Nowadays cloud and hybrid cloud solutions are highly demanded by companies. In this post, we will talk about a technical solution for business logic that it’s supported by multiple clouds provides and can run on-premises without any kind of issues.
The requirements for the given scenario is the following:
We need to be able to expose an API that can execute tasks that runs for 2–5 minutes each in parallel. The native platform shall be Microsoft Azure, but it should be able to run on dedicated hardware in specific countries like China and Russia. With minimal effort, it should be able to run on the AWS platform.
The current team that we had available was a .NET Core team, with good skills on ASP.NET. There are numerous services available on Azure that can run in different environments also. The most attractive ones are the ones on top of Kubernetes and microservices.
Even so, we decided to do things a little different. We had to take into considerations that an autoscaling functionality would be important. Additional to this the current team needs to deliver the first version on top of Azure. The current team capabilities were not so good on Kubernetes and the delivery timeline was strict.
Taking this into considerations, we decided to go with a 2 steps approach. The first version of the solution would be built on top of Azure Functions 2.X, fully hosted on Microsoft Azure. The programming language that would be used is .NET Core 2.X.
To be able to deliver what is required the following binding needs to be used:
- HTTP that plays the role of the trigger. External systems can use this binding to kick off the execution.
- Blob Storage that plays the role of data input. The chunk of data is delivered in JSON format from the external system and loaded to blob storage before execution starts.
- Webhooks that plays the role as data output. An external system is notified where the result (scoring information) is provided
The power of Azure Functions is revealed at this moment. The team can focus on implementation, without a minimal effort on the infrastructure part. Initially, the solution will be hosted using Consumption Plan that enables us to scale automatically and pay per usage.
Even if it might be a little more expensive than the App Service Plan, where dedicated resources are allocated, the Consumption Plan is a good starting point. Later, based on the consumption level the solution might be or not migrated to App Service Plan.
When you are using the Consumption Plan, a function can run a maximum of 30 minutes. The initial estimation of a task duration is 2–5 minutes. There is a medium risk that the 30 minutes limits to be reached. To be able to mitigate this risk, during the implementation phase, the team will execute some stress tests with real data to estimate the task duration in Azure Function context.
Additional to this, every week a custom report will be generated where different KPIs related to execution times. A scatter charts, combined with a clustering chart shall be more than enough. The reports are generated inside Power BI.
The mitigation plan for this is to migrate to the App Service Plan, where you have the ability to control what kind of resources you have available and to allocate dedicated resources only for this.
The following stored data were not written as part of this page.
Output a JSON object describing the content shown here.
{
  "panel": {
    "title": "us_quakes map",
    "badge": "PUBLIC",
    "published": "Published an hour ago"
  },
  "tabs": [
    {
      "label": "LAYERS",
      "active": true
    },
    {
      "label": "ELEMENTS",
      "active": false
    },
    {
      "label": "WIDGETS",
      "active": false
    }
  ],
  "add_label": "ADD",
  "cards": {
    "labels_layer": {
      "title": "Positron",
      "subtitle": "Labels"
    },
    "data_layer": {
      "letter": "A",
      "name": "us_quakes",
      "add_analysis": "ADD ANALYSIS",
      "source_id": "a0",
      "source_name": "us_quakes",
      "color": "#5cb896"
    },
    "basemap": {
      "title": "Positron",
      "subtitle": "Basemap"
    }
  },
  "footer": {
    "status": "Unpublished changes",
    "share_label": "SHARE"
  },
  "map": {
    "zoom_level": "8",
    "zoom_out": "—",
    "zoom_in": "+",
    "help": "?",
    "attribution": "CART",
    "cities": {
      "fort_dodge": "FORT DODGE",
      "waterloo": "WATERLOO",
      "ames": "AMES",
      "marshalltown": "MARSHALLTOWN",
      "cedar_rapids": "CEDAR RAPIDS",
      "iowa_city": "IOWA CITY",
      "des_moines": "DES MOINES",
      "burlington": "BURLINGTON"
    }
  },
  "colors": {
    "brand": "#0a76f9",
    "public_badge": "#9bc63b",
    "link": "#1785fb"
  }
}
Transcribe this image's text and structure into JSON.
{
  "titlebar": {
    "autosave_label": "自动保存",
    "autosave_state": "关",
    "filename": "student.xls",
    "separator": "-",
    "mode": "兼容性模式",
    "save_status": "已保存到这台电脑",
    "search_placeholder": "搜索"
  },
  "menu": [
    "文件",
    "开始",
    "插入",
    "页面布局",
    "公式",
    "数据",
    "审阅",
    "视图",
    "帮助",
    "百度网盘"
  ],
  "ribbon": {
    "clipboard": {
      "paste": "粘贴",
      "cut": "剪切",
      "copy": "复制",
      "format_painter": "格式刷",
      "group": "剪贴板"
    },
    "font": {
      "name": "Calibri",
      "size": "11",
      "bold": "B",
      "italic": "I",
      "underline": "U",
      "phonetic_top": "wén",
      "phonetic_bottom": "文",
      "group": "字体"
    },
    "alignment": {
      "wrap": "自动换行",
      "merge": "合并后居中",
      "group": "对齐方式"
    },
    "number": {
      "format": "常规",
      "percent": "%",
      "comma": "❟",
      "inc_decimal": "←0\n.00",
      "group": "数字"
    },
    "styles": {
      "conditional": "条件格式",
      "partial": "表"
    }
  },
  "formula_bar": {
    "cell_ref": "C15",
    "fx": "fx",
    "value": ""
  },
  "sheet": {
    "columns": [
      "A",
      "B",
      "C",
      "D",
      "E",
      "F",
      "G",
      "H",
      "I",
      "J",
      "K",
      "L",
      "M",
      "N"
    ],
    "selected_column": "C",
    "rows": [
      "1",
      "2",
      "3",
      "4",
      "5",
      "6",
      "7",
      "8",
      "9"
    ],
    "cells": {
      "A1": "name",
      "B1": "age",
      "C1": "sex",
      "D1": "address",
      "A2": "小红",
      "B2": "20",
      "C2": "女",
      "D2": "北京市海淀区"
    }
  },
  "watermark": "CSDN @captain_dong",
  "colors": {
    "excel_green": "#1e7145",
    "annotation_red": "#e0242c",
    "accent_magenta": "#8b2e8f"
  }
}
On top of this, in App Service Plan you don’t have a timeout limitation, you can run a function as long as you want.
There are also other mechanisms to mitigate it, like code optimization or split the execution into multiple functions, but this will be decided later on if there will be problems with the timeout time.
Remarks: Azure Functions 1.X execution timeout for Consumption Plan is 10 minutes, in comparison with Azure Function 2.X where the maximum accepted value is 30 minutes.
The current support of Azure Function for t on-premises system if you want to have a stable system where you can run high loads is Kubernetes cluster. The cool thing that Microsoft is offering to us is the ability to run Azure Functions inside Kubernetes cluster as a Docker image.
The tool that is available on the market at this moment is allowing us to create from an Azure Function a Docker image that it is already configured with Horizontal Pod Autoscaler. This enables us without to do any custom configuration to have an Azure Function hosted inside Kubernetes as a container that can scale automatically based on the load. Beside this the deployment and service configuration part it’s also generated.
The tool that is allowing us to do this is called Core Tools and it is designed by the Azure Function team. Besides this, because it is a command line tool can be easily integrated with CI/CD systems that we have already in place.
The same solution as for on-premises can be used to host our Azure Functions inside AWS EKS or in any other services based on Kubernetes.
The official support from Core Tools is allowing us to create images for Docker and deploy them in Kubernetes using/on top of:
- AKS (Azure Kubernetes Services)
- ACR (Azure Container Registry) — Image hosting
- ACS (Azure Container Services)
- AWS EKS
Azure Functions Core Tools is available for download from:
- Github — https://github.com/Azure/azure-functions-core-tools
- npm- azure-functions-core-tools
- choco — azure-functions-core-tools
- Brew — azure-functions-core-tools
- Ubuntu — https://packages.microsoft.com/config/ubuntu/XX.XX/packages-microsoft-prod.deb
As we can see at this moment Azure Functions is allowing us to not be locked to run our solution only inside Azure as Functions. We have the ability to take our functions and spin-up as a console application or even inside Kubernetes. Azure Function Core Tools is enabling us to create Docker images and run them inside Kubernetes in any kind of environment.